Performing is a holiday for Rohene Ward

Popular skater triumphs in Speed, relishes opportunities to choreograph

Rohene Ward performs eight numbers per show in the <i>Holiday on Ice</i> production, <i>Speed</i>.
Rohene Ward performs eight numbers per show in the Holiday on Ice production, Speed. (Holiday on Ice)


Top Headlines
By Lois Elfman, special to
(06/21/2012) - No rest for Rohene Ward.

Since returning to Chicago on May 22 after nine months in Europe as a principal skater with Holiday on Ice's latest production Speed, he has been working on choreography for the students of coach Kori Ade.

"Jason Brown cannot afford to not have programs," Ward said. "So as soon as I came home, I said, 'Here I come.'"

Ward, who turns 29 next week, decided to commit to Speed after having done a short-term Holiday on Ice contract the previous winter.

"From the day I got the phone call to get offered the show to speaking to the director, to the first day of rehearsals and the first opening, it was an amazing process," he said.

Speed, which was directed by Bart Doerfler with choreography by Simone Grigorescu Alexander, is different than other Holiday on Ice shows. There are only 28 skaters -- as compared to 45 in the show Energia -- as well as four dancers and two aerialists. For Ward, who has an extensive dance background, working with dancers was fascinating.

"It was really cool to see everyone work in their own element. It made you want to be better in your element," Ward said.

With the relatively small cast size, the principal skaters were called upon to skate more. Ward appeared in eight numbers.

The upside? He's in really good shape. The downside? Getting into that shape was grueling. He participated in all the conditioning classes (not mandatory for principals) during rehearsals to get into top shape and also to feel like part of the group.

"Being in so many numbers was great for me because it made the show go by fast," he said. "I like feeding off of other people."

He also loved watching the director and choreographer during the creative process. Ward said the raw, edgy style of the show suited him perfectly, and he was able to show his natural personality.

Ward often wished there was a way to both skate and dance in the show, but Doerfler told him to focus on the ice. In the first year of Speed (most Holiday on Ice productions tour for three years), they toured Germany and France. Rehearsals for year two start Oct. 8 in Utrecht, Netherlands. Next year, the tour will go to Germany, Netherlands, Belgium, Norway and Austria.

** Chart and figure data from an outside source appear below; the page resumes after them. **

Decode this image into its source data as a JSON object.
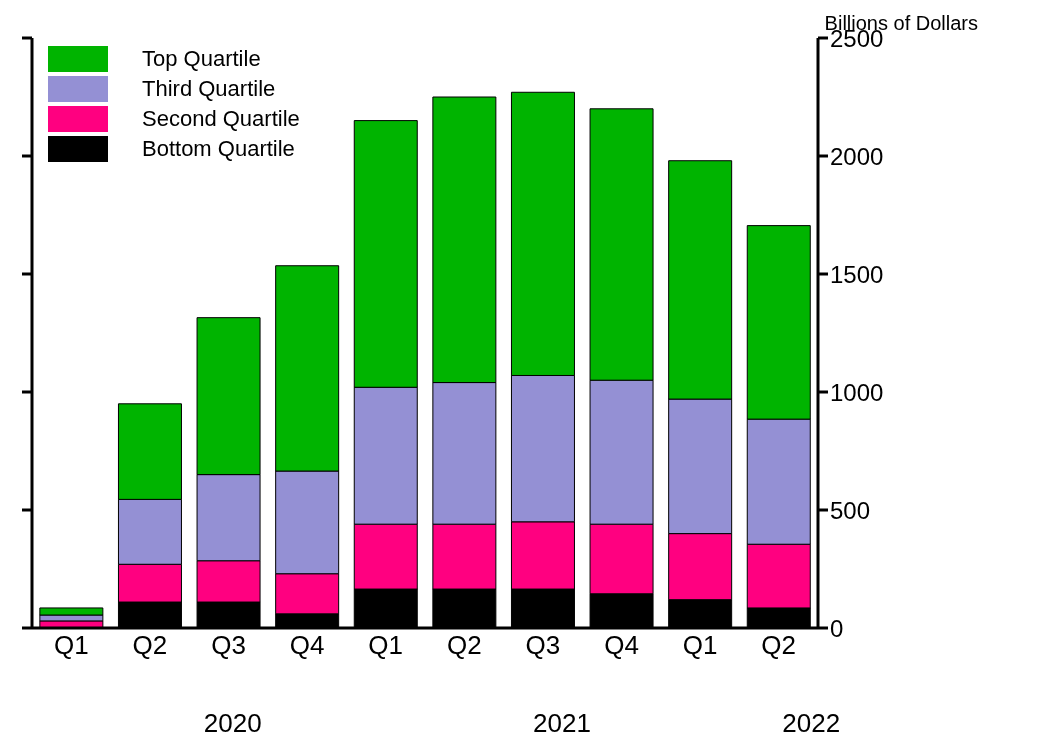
{
  "chart_data": {
    "type": "bar",
    "stacked": true,
    "ylabel": "Billions of Dollars",
    "categories": [
      "Q1",
      "Q2",
      "Q3",
      "Q4",
      "Q1",
      "Q2",
      "Q3",
      "Q4",
      "Q1",
      "Q2"
    ],
    "series": [
      {
        "name": "Bottom Quartile",
        "color": "#000000",
        "values": [
          null,
          110,
          110,
          60,
          165,
          165,
          165,
          145,
          120,
          85
        ]
      },
      {
        "name": "Second Quartile",
        "color": "#ff0080",
        "values": [
          30,
          160,
          175,
          170,
          275,
          275,
          285,
          295,
          280,
          270
        ]
      },
      {
        "name": "Third Quartile",
        "color": "#9490d4",
        "values": [
          25,
          275,
          365,
          435,
          580,
          600,
          620,
          610,
          570,
          530
        ]
      },
      {
        "name": "Top Quartile",
        "color": "#00b400",
        "values": [
          30,
          405,
          665,
          870,
          1130,
          1210,
          1200,
          1150,
          1010,
          820
        ]
      }
    ],
    "ylim": [
      0,
      2500
    ],
    "yticks": [
      0,
      500,
      1000,
      1500,
      2000,
      2500
    ],
    "annotations": [
      "2020",
      "2021",
      "2022"
    ],
    "legend": "top left",
    "grid": false
  }
}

Life on the road did not faze Ward one bit. Not only didn't he mind the constant traveling; he loved everything about it. He said a creative touring show like Speed is a perfect match for him. To perform to the fullest, he needs a large ice surface and places to explore.

"[Speed] definitely lit something in me that I didn't know still existed," he said. "It really pushed me and challenged me as an artist, because I was able to go in different directions than I would normally go. I was also able to work with a lot of other skaters in the show from day one of rehearsals on elements and stuff because I still teach a lot, and I love teaching and choreographing.

"I was able to challenge not only myself physically, emotionally and mentally, but also to challenge other people."

The cast has "in-shows," which are shows they put together amongst themselves. Ward choreographed programs for several skaters, which he hoped let company management know he can do more than just skate. As much as he loves performing, he can also envision himself as a choreographer or performance director.

For the next three and a half months, Ward is choreographing for and co-coaching Ade's students. He's on the ice with Brown daily working on jumps, spins and execution. The group will spend the month of July in Colorado Springs, Colo. Then it's back to Chicago until Ward is ready to head back to Europe, which will be the week before the kids go to regionals.

On tour, Ward will see the sights, sample the food and soak up the connection with the audience.

"I am a performer at heart," he said. "Performing so much made it become more of a natural, regular thing. It taught me how to harness it and keep it at that same level all the time.

"Doing a show is cool because you can be inspired by different things and aspects," he added. "When I come home to work with the kids, it gives me something greater to pull from. It broadens my horizons and I give them more."